The 2nd half of 2010 may open a window of opportunity for carbon taxes, and the West Coast is in perfect position to play a leading role.
Start with the possible window of opportunity, which depends on the outcomes of three events:
- The fate of federal climate legislation. The House has already passed a climate bill, but the Senate is stuck, and the conventional wisdom is that we’ll get an energy bill but not a climate bill. Different folks in the climate world have different opinions about federal action (my opinion is here), but everyone should be thinking about a Plan B in case federal action doesn’t happen. And in that context it’s especially important to consider…
- The fate of the Congressional elections in November. Everyone seems to think the Republicans will pick up seats, with a decent probability of taking over the House and a smaller (but nonzero) probability of taking over the Senate too. Given the Republican tendency to oppose climate action in general and “cap-and-tax” in particular, the federal dynamics are likely to change significantly in 2011, with a strong likelihood of no action and an increasing interest in alternatives to cap-and-trade. Those alternatives may become even more important in light of…

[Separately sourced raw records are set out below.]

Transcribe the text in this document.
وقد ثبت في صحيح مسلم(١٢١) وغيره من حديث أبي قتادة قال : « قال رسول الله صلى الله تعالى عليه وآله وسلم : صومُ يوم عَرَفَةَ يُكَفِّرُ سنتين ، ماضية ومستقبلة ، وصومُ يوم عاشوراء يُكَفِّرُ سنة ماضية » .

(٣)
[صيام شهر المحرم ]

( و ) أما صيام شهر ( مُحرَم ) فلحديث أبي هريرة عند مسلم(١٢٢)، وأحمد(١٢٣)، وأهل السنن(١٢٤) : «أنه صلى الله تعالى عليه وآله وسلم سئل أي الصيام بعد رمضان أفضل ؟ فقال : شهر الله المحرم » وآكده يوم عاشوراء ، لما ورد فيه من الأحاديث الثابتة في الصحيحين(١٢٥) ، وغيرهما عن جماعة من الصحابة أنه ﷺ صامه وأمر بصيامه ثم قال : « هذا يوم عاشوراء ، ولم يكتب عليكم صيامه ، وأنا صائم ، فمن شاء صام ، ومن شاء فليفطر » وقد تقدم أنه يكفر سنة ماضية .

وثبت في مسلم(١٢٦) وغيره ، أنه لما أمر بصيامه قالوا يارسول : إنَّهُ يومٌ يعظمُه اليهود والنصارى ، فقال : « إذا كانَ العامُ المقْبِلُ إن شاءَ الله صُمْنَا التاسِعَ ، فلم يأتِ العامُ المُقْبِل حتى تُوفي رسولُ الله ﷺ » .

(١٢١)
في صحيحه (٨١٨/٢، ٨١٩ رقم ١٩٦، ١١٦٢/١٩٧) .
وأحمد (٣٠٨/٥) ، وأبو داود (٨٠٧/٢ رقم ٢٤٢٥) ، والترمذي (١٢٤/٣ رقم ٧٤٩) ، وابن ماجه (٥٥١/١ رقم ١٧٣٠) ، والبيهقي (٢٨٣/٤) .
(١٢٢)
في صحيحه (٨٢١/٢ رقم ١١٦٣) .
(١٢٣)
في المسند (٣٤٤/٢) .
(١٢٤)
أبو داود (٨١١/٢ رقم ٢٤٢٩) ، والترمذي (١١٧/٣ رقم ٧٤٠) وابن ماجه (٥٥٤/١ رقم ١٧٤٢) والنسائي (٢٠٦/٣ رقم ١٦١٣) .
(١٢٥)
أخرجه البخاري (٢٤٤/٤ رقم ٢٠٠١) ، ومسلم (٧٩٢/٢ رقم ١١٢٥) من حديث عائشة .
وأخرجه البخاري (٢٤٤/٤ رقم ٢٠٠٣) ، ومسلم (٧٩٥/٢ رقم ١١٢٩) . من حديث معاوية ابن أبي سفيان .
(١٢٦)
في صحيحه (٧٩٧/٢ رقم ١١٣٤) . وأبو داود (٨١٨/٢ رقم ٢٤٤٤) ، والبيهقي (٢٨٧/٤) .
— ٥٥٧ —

- The fate of the AB32 roll-back measure in California. In 2006 California passed the Global Warming Solutions Act (AB32), a measure that (among other things) requires the state to launch a carbon cap-and-trade system by 2012. This November, voters in California will be faced with a ballot measure—the California Jobs Initiative—seeking to suspend that effort indefinitely. I have not seen any strong polling about the odds of success for this measure, but if it does succeed in suspending AB32 then it will likely be the final nail in the coffin of the Western Climate Initiative, a regional cap-and-trade system that is already reckoned to be on life support.
In my view the odds are (1) that federal climate legislation will not pass this year, (2) that the Republicans will make significant gains in November, and —I’m going to waffle on this last one—(3) that the California ballot measure has a good chance of rolling back AB32. If I am right on all three, or even just on the first two, then it will be time for new directions in U.S. climate policy. Not a new direction, but new directions, because significant action on climate policy for at least two years is likely to happen not at the federal level but at the state level, in the much-touted “laboratories of democracy”.
In the event that U.S. climate policy moves in new directions, I am excited about the prospects for state-level carbon taxes. These can be implemented in any state, but I am especially keen about the chances for this policy on the West Coast.
One big reason is that we already have a neighborhood example: the province of British Columbia implemented a carbon tax in 2008, and in 2012 it will reach approximately $30 per ton of CO2. (That’s about $0.30 per gallon of gasoline or $0.03 per kWh of coal-fired power.) That’s living proof that carbon taxes can establish economic incentives to reduce emissions without destroying the local economy. It’s also living proof that politicians can push carbon taxes and still get (re)elected.
A second reason is that the West Coast has green-minded voters—there’s a reason Dave Reichert (R-WA) and Mary Bono Mack (R-CA) were 2 of only 8 Republicans in the House of Representatives to vote for the cap-and-trade bill that passed the House last summer—and innovative leaders in the business and non-profit communities who support well-designed carbon tax policies. These include the usual suspects in the environmental world (including Sightline Institute, with whom I worked on this memo on carbon pricing in Washington State), but also folks like Todd Myers, the environmental director of the free-market Washington Policy Center and the co-author of this 2009 op-ed calling for a revenue-neutral carbon tax of $30 or perhaps even $50 per ton CO2; and companies like Puget Sound Energy, whose 2008 WCI comments included a statement to “reaffirm [their] support for a carbon tax program,” a position recently repeated by CEO Steve Reynolds. (I have also been told privately by other major business leaders that they think a carbon tax is a good idea, and PS my examples above mostly come from Washington State but I’m confident that similar examples can be found in Oregon and California.)
A third reason is that we have ballot measures on the West Coast. In parallel with #1 above, state legislatures appear unwilling to tackle climate pricing—California is the exception here, but other states have repeatedly failed to lend legislative support to the Western Climate Initiative—and in parallel with #2 above, state legislatures are likely to see the same right-leaning dynamics that are projected at the federal level. An initiative campaign could go directly to the voters with a proposal to implement a BC-style carbon tax and use most if not all of the proceeds to reduce existing taxes.
And that brings us to the fourth and final reason for favoring the West Coast as a focal point for carbon tax action: State tax systems in the area are ripe for reform. A revenue-neutral carbon tax would appeal not only to green-minded voters but also to those who are fed up with the current tax system and want significant reductions in property taxes, income taxes, and business taxes. (Admittedly, this fourth reason applies to just about all states, and as noted before carbon taxes can be implemented in any state.)
My dream scenario would be a group of coordinated ballot measures in West Coast states in 2011 or 2012, leading to a regional carbon tax comparable to the RGGI cap-and-trade system on the East Coast. (These policies could then engage in a mostly friendly face-off if and when federal climate leadership returns.) As a first step towards this dream, how about making some progress in exploring new directions so we’ll be ready in case the window of opportunity opens?